Norm Woods’ passion for boat racing started as a very young boy, when his father first took him to watch the races at the CNE in Toronto. Summers at the family cottage in Muskoka, Ont. were spent building small hydroplanes and ‘racing’ in the bay. In 1980, after years of attending races as a spectator, Norm became pit crew and part owner on a race team. In 1982 Norm was ready to run his own race team and fulfill his desire to ‘sit in the driver’s seat’. He purchased a Beismeyer flat bottom runabout, naming it ‘Gambler’. After many serious discussions with his wife, sue, it was greed that if he didn’t have the necessary skill or confidence to race the boat himself, they would hire a driver. Much to his delight, Norm, racing in the Can AM class, proved himself early in his rookie season and never looked back.
Norm was Quebec High Point Champion 5 years running, from 1987 to 1991. Gambler Racing took the Canadian High Points Championship and the Gold Medal at the World Championship in 1988. It was after the gold medal win that Norm was approached by Ray Brown, a well respected boat builder from Lake Havasu, Ariz. Brown was interested in building a new hull design and felt confident that Norm had the ability to drive it. While the new boat was in production, Norm continued his success, breaking 2 speed records in 1989, one in Valleyfield, Quebec and the other in Essex, Md. where he was awarded the Governor’s Cup.
In 1990, Gambler Racing welcomed its newest addition – Gambler 2. A narrow hulled Beizer, powered by a fuel injected 500 c.i. Chevy big block, run on methanol. The winning continued, with Norm capturing the North American Championship in 1990, 1991, 1992 and 1993, and the High Points Championship in 1991, 1992, 1993 and 1994. Further accomplishments also included the silver medal win at the 1992 World’s in Valleyfield, a new speed record in Ville Marie, Que. in 1992 and in a Chambly, Que. event, which saw the top 7 litre hydroplane take on the number one Can Am flat bottom in a crowd pleasing all out ‘grudge match’. After 3 laps of head to head racing the dust settled and the Mayor’s Cup was awarded to Norm and the Gambler.

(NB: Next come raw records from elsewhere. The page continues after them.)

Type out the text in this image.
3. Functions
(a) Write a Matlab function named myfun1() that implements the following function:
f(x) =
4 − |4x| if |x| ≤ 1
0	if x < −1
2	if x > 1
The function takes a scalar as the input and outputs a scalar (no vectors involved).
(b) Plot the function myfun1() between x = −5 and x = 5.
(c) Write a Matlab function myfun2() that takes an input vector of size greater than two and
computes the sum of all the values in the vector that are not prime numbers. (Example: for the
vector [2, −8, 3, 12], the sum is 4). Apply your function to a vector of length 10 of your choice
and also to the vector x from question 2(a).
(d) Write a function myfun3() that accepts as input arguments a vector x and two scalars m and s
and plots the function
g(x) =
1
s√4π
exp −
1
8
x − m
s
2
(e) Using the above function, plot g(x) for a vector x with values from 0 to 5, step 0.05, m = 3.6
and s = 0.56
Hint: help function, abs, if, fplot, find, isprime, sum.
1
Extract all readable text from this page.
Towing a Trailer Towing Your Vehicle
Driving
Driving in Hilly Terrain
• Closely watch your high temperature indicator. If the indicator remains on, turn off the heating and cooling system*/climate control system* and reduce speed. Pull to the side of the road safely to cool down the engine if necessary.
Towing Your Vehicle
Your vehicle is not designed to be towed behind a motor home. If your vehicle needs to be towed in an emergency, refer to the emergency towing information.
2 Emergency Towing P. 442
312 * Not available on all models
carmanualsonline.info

It became obvious to Norm early in his career that the success of any sport depended just as much on what went on behind the scenes, as at the race track itself and consequently he took on the role of president of the Can Am Sprint Boat Association, a position he held for 8 years. He also sat on the CBF racing commission as VP for Inboard Racing from 1991-1994. In 1993, Norm brought powerboat racing back to Muskoka, Ont. by resurrecting a local race site and serving as promoter, organizer and also competing in the Muskoka Power Sport Regatta for 2 years. His efforts there awarded him the Norman B. Courtney Memorial award. It was at that time that Norm played a significant role in securing new liability insurance for CBF with CG&B Insurance Brokers and K & K Insurance.
At the end of the 1994 season, Norm retired the Gambler 2 and was hired to drive for a U.S. team in the KRR Unlimited Class. Over the next 4 years while still achieving several podium
finishes, Norm considered his major success to be the area of safety. Due to the increased speed of these supercharged engines and after witnessing several good friends injured in crashes, Norm insisted on sitting inside a reinforced racing capsule. The K-boat was fitted with a Kevlar an carbon fiber capsule equipped with an air supply and in 1996 it proved it’s worth. Travelling at 130 miles per hour the boat caught a wave at the start of a race in Hampton, Va. and instantly barrel rolled, then flipped end over end. The capsule, with Norm strapped inside, sank amid a sea of debris. After being freed by the rescue crew and receiving medical care, it was determined that Norm’s injuries were limited to bruising on his knees. The outcome of this accident prompted other owners and drivers to adopt the capsule system, including many in the Canadian flat bottom class.
After his many years of racing, Norm’s most esteemed hour came in 2002 when he was inducted into the Canadian Boating Federation’s Hall of Fame. Having his accomplishments recognized in such a way was one of the greatest highlights of his racing career. Naturally as most racers know, although the sport seems all consuming, in most cases it really is equivalent to a part-time job, albeit a very demanding part-time job. All throughout his racing career, Norm also owned and operated a successful business in Bracebridge, Ont. with his wife, Sue. And, determined to make racing truly a ‘family affair’, together they raised two children, Lindsay and Dennis, who quite literally grew up on the race circuit, loving the travel, excitement and camaraderie that goes hand in hand with his amazing sport of powerboat racing.